Yes, they convert the BAM to SRA, but without the additional info, it is not very useful. The BAM still retains the barcodes.
10x provides a tool to generate the proper FASTQs from the BAM: https://support.10xgenomics.com/docs/bamtofastq
Thank you for the link. I didn't know about that tool. I will test it with the BAM files provided by the authors and, if I remember, report back if I was successful.
While the results I got indicated serious issues in some samples according to Cell Ranger (few reads in cells), it did work as expected. That is, you download the BAM, re-generate the FASTQ files from the using the bamtofastq tool posted by Igor, and use that as input to Cell Ranger. I couldn't find info which chemistry version of the library preparation kit the authors used so I don't know whether Cell Ranger correctly identified it as v2. If Cell Ranger assessed the cell counts correctly, we see on average ~2,000-3,000 cells per sample (10 samples), leaving a big jump to the final data set of ~6,500 cells shown in the publication. Moreover, in the Materials & Methods part of the paper they say the cellular barcode is 10 bp and the UMI 16 bp, which would be new to me.
I have a different understanding of reproducibility.
10x v2 recommended sequencing protocol is 26+8+98, so those numbers make sense. It's supposed to be 16bp cell barcode and 10bp UMI. That is probably a typo when they swap the numbers.
I've never had Cell Ranger misidentify chemistry, so that probably should not be a major concern.
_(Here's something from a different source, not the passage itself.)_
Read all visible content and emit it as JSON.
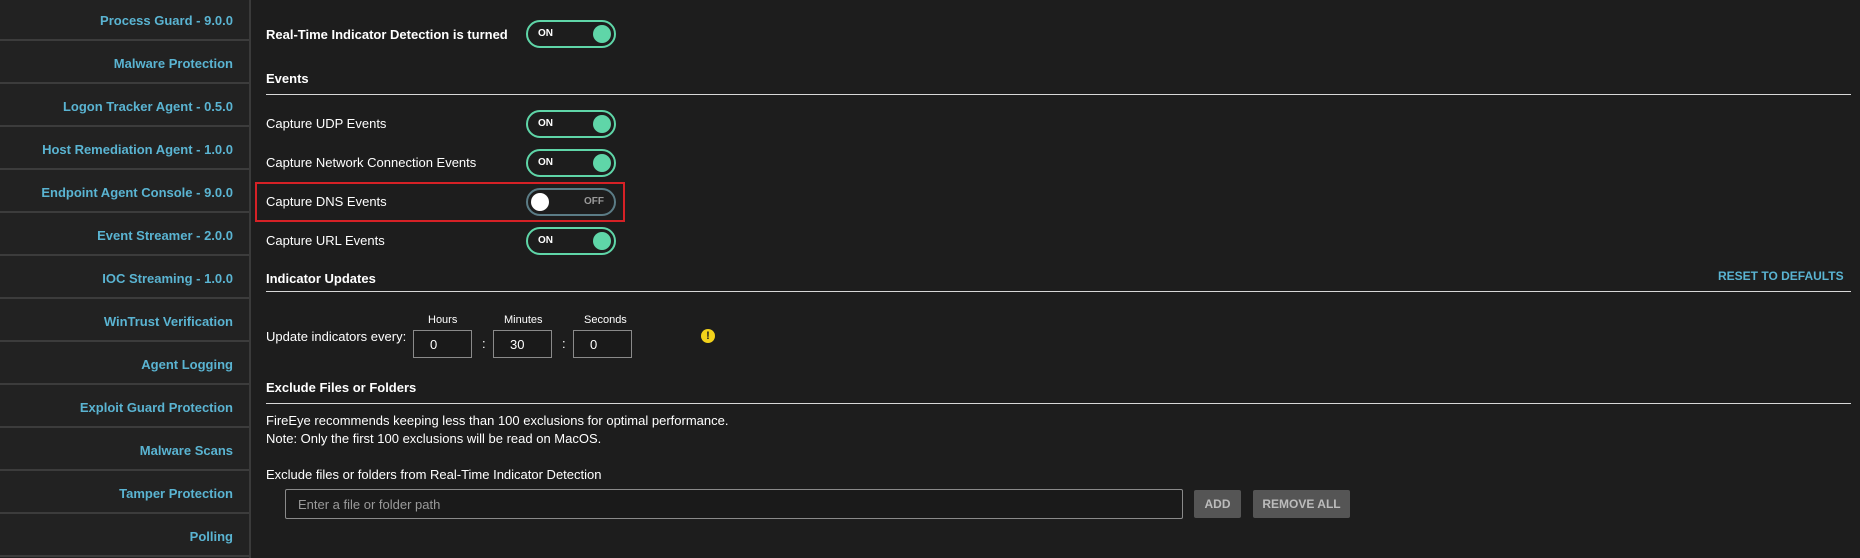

Based on the date, it was before v3. Based on the sequencing protocol, it was not v1.
They also provide the raw counts matrix on GEO, so you can also compare what you get to that one.
Yeah most reviewers don't even check the GEO submission, it sad but true. Did anyone contacted the authors of the paper about this? On GEO page there is an email address. If he/she won't answer it might be worth confronting the editor of the journal about this (or start a discussion on twitter).
And maybe contact GEO as well, they should check the submissions.